Court Opinion

ID: 3321998
Source: CourtListenerOpinion
Date Created: 2016-07-05 17:39:33.937851+00
Date Added: 2024-06-11T14:00:57.699417
License: Public Domain

In his appeal to this court the defendant claimed that the superintendent's orders to the plaintiff to "put in another shovelful of powder", and "not to pick it (the rubber dough) up in pieces," but to "take it up altogether and shove it in," were the real cause of the accident, and that these acts of negligence were not alleged in the complaint, and were therefore erroneously made the basis of the judgment for substantial damages.
The complaint states a good cause of action, and properly describes several acts of defendant's negligence as the causes of the plaintiff's injury. All of them having been proved, the fact that several others were also established without objection, ought not to defeat the plaintiff's recovery.
But proof that these two orders were given, is not variant *Page 431 
from the averments of the complaint that the superintendent ordered the plaintiff "to hurry and feed faster," and directed him to work upon this machine. The plaintiff was not required to state in his complaint the precise words by which he was directed to work on this roller. The complaint contains a sufficient averment that he was so directed, and a sufficient description of the acts of negligence proved, to sustain the judgment rendered upon a hearing in damages after a default. Anderson v.United States Rubber Co., 78 Conn. 48, 52, 60 A. 1057.
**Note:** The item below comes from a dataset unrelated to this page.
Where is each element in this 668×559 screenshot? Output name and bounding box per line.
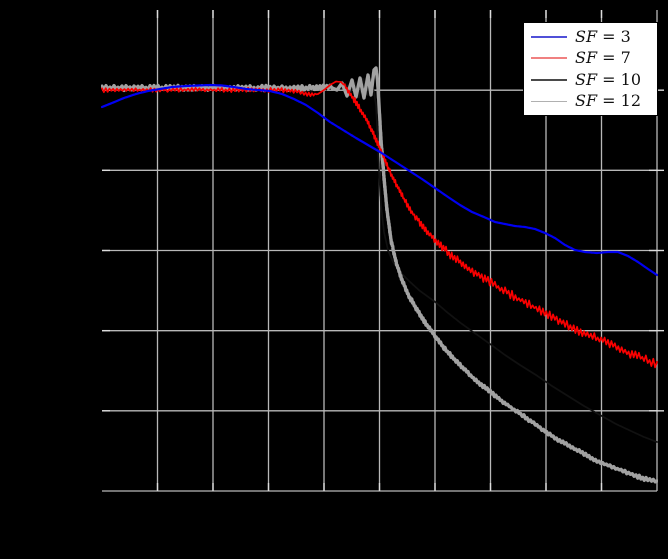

The complaint contains a direct allegation that the plaintiff's injury was caused by the defendant's negligence. A separate averment that the negligence of the plaintiff did not contribute to the injury, or that he was in the exercise of due care, was therefore unnecessary. Brockett v.Fair Haven  W. R. Co., 73 Conn. 428, 433, 47 A. 763.
It is contended that the complaint is insufficient because it fails to aver that the plaintiff did not have equal means of knowledge with the defendant, of the alleged unsafe conditions, and O'Keefe v. NationalFolding Box  Paper Co., 66 Conn. 38, 33 A. 587, is cited as sustaining this claim. In that case the complaint alleged that the plaintiff was negligently put to work in placing colored paper saturated with poison in a box greatly heated with steam. It was held, upon demurrer, that the facts alleged failed to sustain the averment that the defendant was bound to know of the presence of the poison, and that, so far as appeared, the plaintiff's means of knowing it were as good as the defendant's. In the case before us it appears sufficiently clear from the averments of the complaint that the defendant knew of the unsafe conditions described, and of the plaintiff's inexperience, and that the boy, seventeen years old, who had worked on the machine but a few days and that without adequate instructions, had not the knowledge or means of knowledge possessed by the defendant, of the danger of the work which he was directed to perform. *Page 432 
Assuming that the defendant might upon the hearing in damages have availed itself of a legal discharge from all liability, the trial court properly treated the release presented in evidence by the defendant as invalid. The infancy of the plaintiff, his ignorance of the English language, and the circumstances under which the release was procured, were sufficient reasons for setting it aside. As it was presented upon a hearing in damages, the plaintiff was not required to plead its invalidity, and as the payments by the defendant of plaintiff's wages and a part of his hospital bills are found to have been voluntary and not made under any agreement of settlement, it was not necessary to make the return of the sum so paid a condition to the annulment of the discharge.
The defendant was not prejudiced by the exclusion of the question asked the plaintiff's father on cross-examination, whether he did not understand that if Mr. Askam paid certain bills and did certain things, that would settle the case, since the witness afterward answered practically the same question. Whether the next question, "What did you suppose he was doing this for?" should have been allowed, was so far a matter of discretion with the trial court in determining the proper limits of cross-examination, that its exclusion is not a sufficient ground for a new trial. Other assignments of errors in rulings upon questions of evidence, not pursued in defendant's brief, are not noticed.
We discover no ground for the claim that the trial court did not apply the proper tests of negligence in holding, upon the facts found, that the defendant failed to sustain the burden imposed upon it by the default, of either disproving the negligence with which it was charged or of proving contributory negligence upon the part of the plaintiff.
   There is no error.
In this opinion the other judges concurred.